Novel telah kehilangan banyak waktu dan kehidupan untuk menjalankan tugas negara. Dan saat ini, novel juga kehilangan satu bijih mata demi apa yang diyakininya menjalankan tugas negara.

Namun negara tak memberi perlindungan dan balasan yang seimbang. Jika orang seperti novel saja diabaikan, maka wajar saja jika rezim ini menutup mulut dan menutup semua pintu diskusi untuk membedah sebab yang menjadi alasan terbunuhnya 700 anggota KPPS. Wajar juga jika nyawa dua mahasiswa di Kendari tak bernilai, nyawa korban peristiwa 21-22 Mei tak mendapat perhatian negara.

Bagi novel kehilangan satu Bijih mata tentu sangat menyakitkan. Lebih menyakitkan lagi, ketika ada orang gila menuduh dirinya merekayasa peristiwa sampai kehilangan bijih matanya.

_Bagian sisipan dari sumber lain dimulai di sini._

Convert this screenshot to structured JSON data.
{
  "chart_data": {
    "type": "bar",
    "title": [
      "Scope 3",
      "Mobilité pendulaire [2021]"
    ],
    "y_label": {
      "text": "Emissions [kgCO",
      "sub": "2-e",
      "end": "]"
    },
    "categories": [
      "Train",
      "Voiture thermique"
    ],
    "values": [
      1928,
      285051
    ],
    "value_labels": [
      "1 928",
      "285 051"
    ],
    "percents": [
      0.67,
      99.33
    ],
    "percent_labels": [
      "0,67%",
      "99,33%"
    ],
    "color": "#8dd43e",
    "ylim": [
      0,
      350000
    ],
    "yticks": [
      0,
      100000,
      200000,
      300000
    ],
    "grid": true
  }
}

Karena Novel orang yang beriman, maka dirinya harus ridlo, bahwa semua musibah dan takdir hidup yang menimpa itu datangnya dari Allah SWT. Seorang hamba, wajib berprasangka baik atas semua takdir yang Allah SWT tetapkan.

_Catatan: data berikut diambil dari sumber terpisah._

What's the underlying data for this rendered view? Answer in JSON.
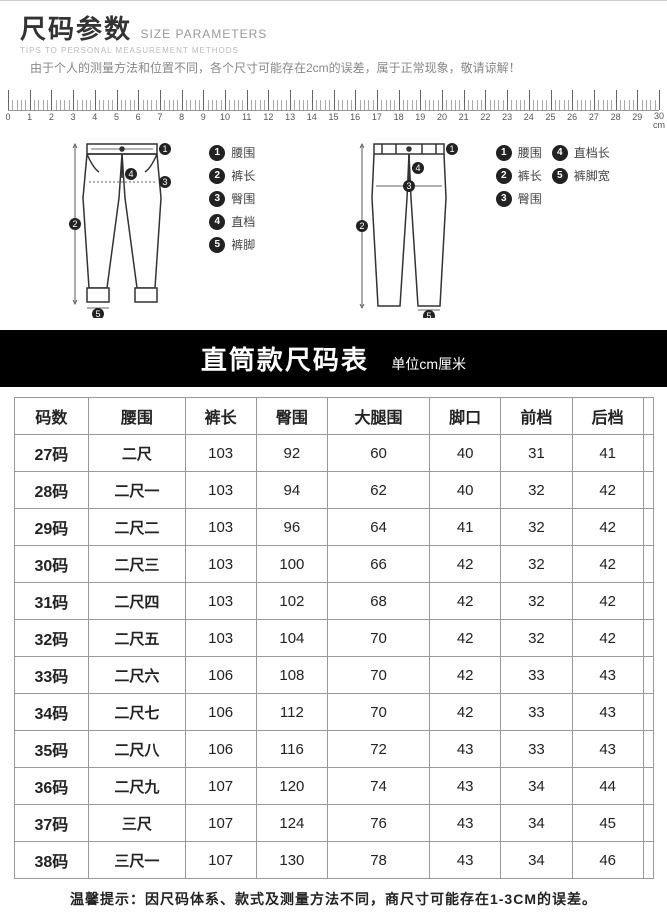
{
  "header": {
    "title_cn": "尺码参数",
    "title_en": "SIZE PARAMETERS",
    "sub_en": "TIPS TO PERSONAL MEASUREMENT METHODS",
    "note": "由于个人的测量方法和位置不同，各个尺寸可能存在2cm的误差，属于正常现象，敬请谅解！"
  },
  "ruler": {
    "min": 0,
    "max": 30,
    "unit_label": "30\ncm"
  },
  "legend_a": [
    {
      "n": "1",
      "label": "腰围"
    },
    {
      "n": "2",
      "label": "裤长"
    },
    {
      "n": "3",
      "label": "臀围"
    },
    {
      "n": "4",
      "label": "直档"
    },
    {
      "n": "5",
      "label": "裤脚"
    }
  ],
  "legend_b": [
    [
      {
        "n": "1",
        "label": "腰围"
      },
      {
        "n": "4",
        "label": "直档长"
      }
    ],
    [
      {
        "n": "2",
        "label": "裤长"
      },
      {
        "n": "5",
        "label": "裤脚宽"
      }
    ],
    [
      {
        "n": "3",
        "label": "臀围"
      }
    ]
  ],
  "table_title": {
    "main": "直筒款尺码表",
    "sub": "单位cm厘米"
  },
  "columns": [
    "码数",
    "腰围",
    "裤长",
    "臀围",
    "大腿围",
    "脚口",
    "前档",
    "后档",
    ""
  ],
  "rows": [
    [
      "27码",
      "二尺",
      "103",
      "92",
      "60",
      "40",
      "31",
      "41",
      ""
    ],
    [
      "28码",
      "二尺一",
      "103",
      "94",
      "62",
      "40",
      "32",
      "42",
      ""
    ],
    [
      "29码",
      "二尺二",
      "103",
      "96",
      "64",
      "41",
      "32",
      "42",
      ""
    ],
    [
      "30码",
      "二尺三",
      "103",
      "100",
      "66",
      "42",
      "32",
      "42",
      ""
    ],
    [
      "31码",
      "二尺四",
      "103",
      "102",
      "68",
      "42",
      "32",
      "42",
      ""
    ],
    [
      "32码",
      "二尺五",
      "103",
      "104",
      "70",
      "42",
      "32",
      "42",
      ""
    ],
    [
      "33码",
      "二尺六",
      "106",
      "108",
      "70",
      "42",
      "33",
      "43",
      ""
    ],
    [
      "34码",
      "二尺七",
      "106",
      "112",
      "70",
      "42",
      "33",
      "43",
      ""
    ],
    [
      "35码",
      "二尺八",
      "106",
      "116",
      "72",
      "43",
      "33",
      "43",
      ""
    ],
    [
      "36码",
      "二尺九",
      "107",
      "120",
      "74",
      "43",
      "34",
      "44",
      ""
    ],
    [
      "37码",
      "三尺",
      "107",
      "124",
      "76",
      "43",
      "34",
      "45",
      ""
    ],
    [
      "38码",
      "三尺一",
      "107",
      "130",
      "78",
      "43",
      "34",
      "46",
      ""
    ]
  ],
  "footer_tip": "温馨提示：因尺码体系、款式及测量方法不同，商尺寸可能存在1-3CM的误差。",
  "colors": {
    "border": "#999",
    "text": "#222",
    "muted": "#888",
    "black": "#000",
    "white": "#fff"
  }
}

Novel juga wajib beriman, bahwa siapapun yang terlibat atas peristiwa yang menyebabkan dirinya kehilangan satu bijih mata, kelak akan diseret di Mahkamah Akherat dimana Allah SWT sendiri yang akan menjadi hakimnya. Semua pejabat, penguasa, preman, pengusaha, dan siapapun yang punya andil dalam peristiwa tersebut akan mendapat balasan setimpal.

Keyakinan seperti inilah, yang akan membuat orang yang beriman ridlo terhadap Qadla Allah SWT dan tetap optimis menatap masa depan. Karena kehidupan yang sesungguhnya bagi seorang muslim adalah kampung akherat, di surga yang luasnya seluas langit dan bumi.

Pada sisi yang lain, novel atau orang beriman lainnya wajib berfikir untuk mengevaluasi berbagai kezaliman yang menimpa negeri ini. Soal yang menjadi pangkal masalah, adalah karena negeri ini tidak menerapkan syariah Islam.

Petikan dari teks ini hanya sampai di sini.